June 17, 2017
You’ve sold your commercial real estate. Proper steps have been taken to funnel the sale proceeds into a qualified intermediary as the first step to perfecting a tax-deferred exchange – a way to buy more commercial real estate and defer the tax obligation.
A careful review of buildings available for sale has given you a sense the market is over-heated. You are concerned you might overpay for a building — effectively paying more than the building will be worth in future years. After all, it’s a great time to sell but not a great time to buy.
So, is it better to overpay today and risk the building declining in value or simply pay the taxes – which could amount to 35 percent of your take.
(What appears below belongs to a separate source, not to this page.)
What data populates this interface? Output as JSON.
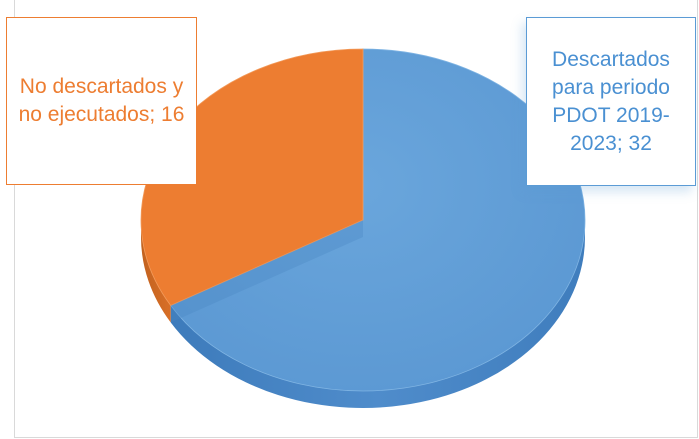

One thing is certain. If you don’t buy commercial real estate and perfect your exchange, you WILL pay the taxes. Let’s use a hypothetical amount of $2 million as the sale price for the property sold. By the time you layer in federal, state, and Affordable Care Act taxes, your tax bill will approach $700,000.
The overpay is not as certain.
If you are considering replacing your $2 million sale with a $3 million buy and you overpay, your $3 million must decline to $2.3 million — a market adjustment of almost 25 percent – for the offset to equal your certain tax liability.
We witnessed the market decline by over 25 percent in 2009-2010. But, now our values are back and have exceeded our previous 2007 highs by 30 percent. Plus, three things have changed since the lows of 2009-2010 – new construction hasn’t and will never match demand, thousands of square feet of industrial inventory have been scrapped in favor of multifamily development – thus a lower base, and 98 of every 100 buildings are occupied — the lowest vacancy in history.
One way to compensate for an overpay is with a long-term lease – a bridge greater than five years. Commercial real estate values tend to ebb and flow over seven to 10 years. I have a client who made a lease in 2008, at the market’s top. Through the term, market lease rates dipped. It’s now renewal time and the lease rates are back to the top.
Still not convinced? If you believe you are overpaying, would it make sense to overpay for a perfect building vs. over-paying for a building with challenges? My experience is good buildings stay leased. A challenged building – even in good times – will have leasing issues.